Pourtant, sous ses airs de diva capricieuse, sa grande assurance, on oublie que le garçon qui porte tout cela sur ses épaules n’a alors que 24 ans, un jeunot expatrié grandi dans un bidonville, peu éduqué et mal préparé à affronter un tel fardeau. Soudain la caméra donne à voir la vulnérabilité palpable de Diego, malgré ses côtés insupportables. Le montage ne cache rien, montre la part sombre (la drogue, sa proximité avec la Camorra) comme la lumineuse, autant la maladresse bourrue que la tendresse contenue, et rend l’homme et son parcours extrêmement complexes et touchants : on ne peut pas réduire Diego à Maradona, ce monstre sacré qu’il a créé pour se protéger. Sa combativité, sa force de résilience, qui vont lui permettre de se redresser et de survivre dans un univers impitoyable dont il ne maîtrise pas les codes, dépassent largement le cadre du sport, même si ce dernier est forcément mis à l’honneur.
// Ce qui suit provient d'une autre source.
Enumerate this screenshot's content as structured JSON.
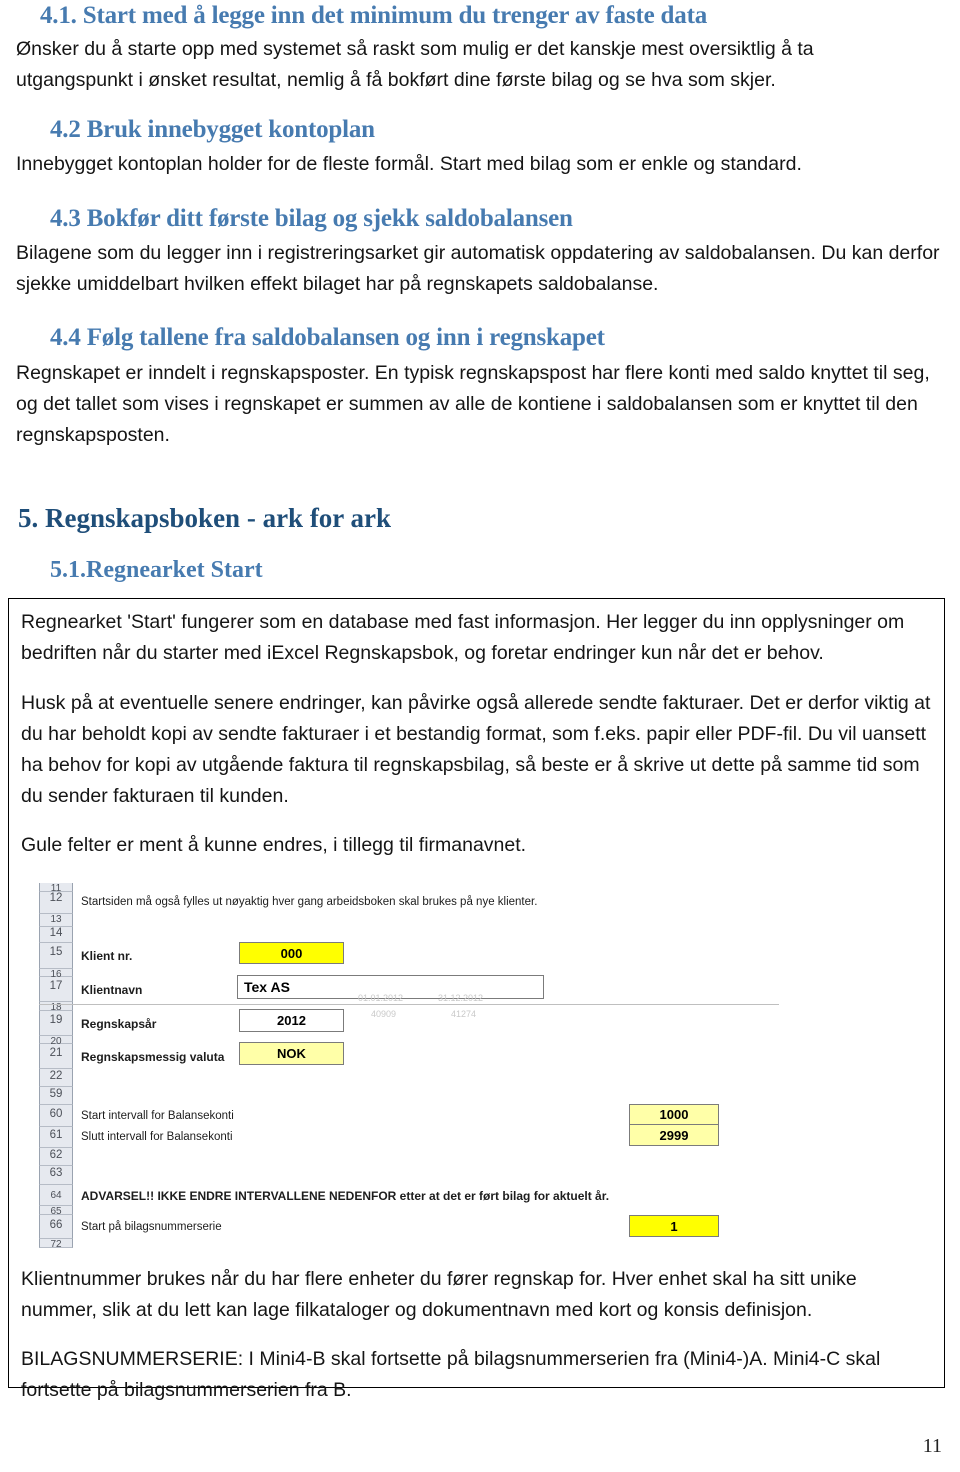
{
  "document": {
    "page_number": "11"
  },
  "sections": [
    {
      "heading": "4.1. Start med å legge inn det minimum du trenger av faste data",
      "paragraphs": [
        "Ønsker du å starte opp med systemet så raskt som mulig er det kanskje mest oversiktlig å ta utgangspunkt i ønsket resultat, nemlig å få bokført dine første bilag og se hva som skjer."
      ]
    },
    {
      "heading": "4.2 Bruk innebygget kontoplan",
      "paragraphs": [
        "Innebygget kontoplan holder for de fleste formål. Start med bilag som er enkle og standard."
      ]
    },
    {
      "heading": "4.3 Bokfør ditt første bilag og sjekk saldobalansen",
      "paragraphs": [
        "Bilagene som du legger inn i registreringsarket gir automatisk oppdatering av saldobalansen. Du kan derfor sjekke umiddelbart hvilken effekt bilaget har på regnskapets saldobalanse."
      ]
    },
    {
      "heading": "4.4 Følg tallene fra saldobalansen og inn i regnskapet",
      "paragraphs": [
        "Regnskapet er inndelt i regnskapsposter. En typisk regnskapspost har flere konti med saldo knyttet til seg, og det tallet som vises i regnskapet er summen av alle de kontiene i saldobalansen som er knyttet til den regnskapsposten."
      ]
    }
  ],
  "chapter5": {
    "heading": "5.  Regnskapsboken - ark for ark",
    "subheading": "5.1.Regnearket Start"
  },
  "boxed_content": {
    "paragraphs": [
      "Regnearket 'Start' fungerer som en database med fast informasjon. Her legger du inn opplysninger om bedriften når du starter med iExcel Regnskapsbok, og foretar endringer kun når det er behov.",
      "Husk på at eventuelle senere endringer, kan påvirke også allerede sendte fakturaer. Det er derfor viktig at du har beholdt kopi av sendte fakturaer i et bestandig format, som f.eks. papir eller PDF-fil. Du vil uansett ha behov for kopi av utgående faktura til regnskapsbilag, så beste er å skrive ut dette på samme tid som du sender fakturaen til kunden.",
      "Gule felter er ment å kunne endres, i tillegg til firmanavnet."
    ],
    "after_screenshot_paragraphs": [
      "Klientnummer brukes når du har flere enheter du fører regnskap for. Hver enhet skal ha sitt unike nummer, slik at du lett kan lage filkataloger og dokumentnavn med kort og konsis definisjon.",
      "BILAGSNUMMERSERIE: I Mini4-B skal fortsette på bilagsnummerserien fra (Mini4-)A. Mini4-C skal fortsette på bilagsnummerserien fra B."
    ]
  },
  "spreadsheet": {
    "row_numbers": [
      "11",
      "12",
      "13",
      "14",
      "15",
      "16",
      "17",
      "18",
      "19",
      "20",
      "21",
      "22",
      "59",
      "60",
      "61",
      "62",
      "63",
      "64",
      "65",
      "66",
      "72"
    ],
    "labels": {
      "intro": "Startsiden må også fylles ut nøyaktig hver gang arbeidsboken skal brukes på nye klienter.",
      "klient_nr": "Klient nr.",
      "klientnavn": "Klientnavn",
      "regnskapsaar": "Regnskapsår",
      "valuta": "Regnskapsmessig valuta",
      "start_intervall": "Start intervall for Balansekonti",
      "slutt_intervall": "Slutt intervall for Balansekonti",
      "advarsel": "ADVARSEL!! IKKE ENDRE INTERVALLENE NEDENFOR etter at det er ført bilag for aktuelt år.",
      "start_bilagsserie": "Start på  bilagsnummerserie"
    },
    "values": {
      "klient_nr": "000",
      "klientnavn": "Tex AS",
      "regnskapsaar": "2012",
      "valuta": "NOK",
      "start_intervall": "1000",
      "slutt_intervall": "2999",
      "start_bilagsserie": "1"
    },
    "faint_values": {
      "date_from": "01.01.2012",
      "date_to": "31.12.2012",
      "serial_from": "40909",
      "serial_to": "41274"
    },
    "colors": {
      "editable_strong": "#ffff00",
      "editable_soft": "#ffffa8",
      "row_header_bg": "#e6e9ef"
    }
  }
}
Moi qui ne regarde habituellement pas les matchs à la télé, je n’ai pu que retenir mon souffle, en communion totale avec les tifosis espérant que Maradona marque un but et explose de joie ! Décidément, quel extraordinaire personnage, quelle incroyable épopée, dignes d'une saga romanesque ! Il aura tenu au bout de ses pieds l’espoir des supporters argentins, celui des Italiens et, sans doute, celui de myriades de gamins mal lotis rêvant de devenir comme lui une sorte d’étoile. Un véritable (anti)héros populaire. Des haillons à la gloire, ce drôle de gars est l’exemple même de l’ascension sociale puis de la retombée dans le caniveau, fulgurantes toutes les deux, comme s’il était impossible de jamais complètement échapper à sa condition sociale, comme si la misère devait éternellement vous coller aux crampons.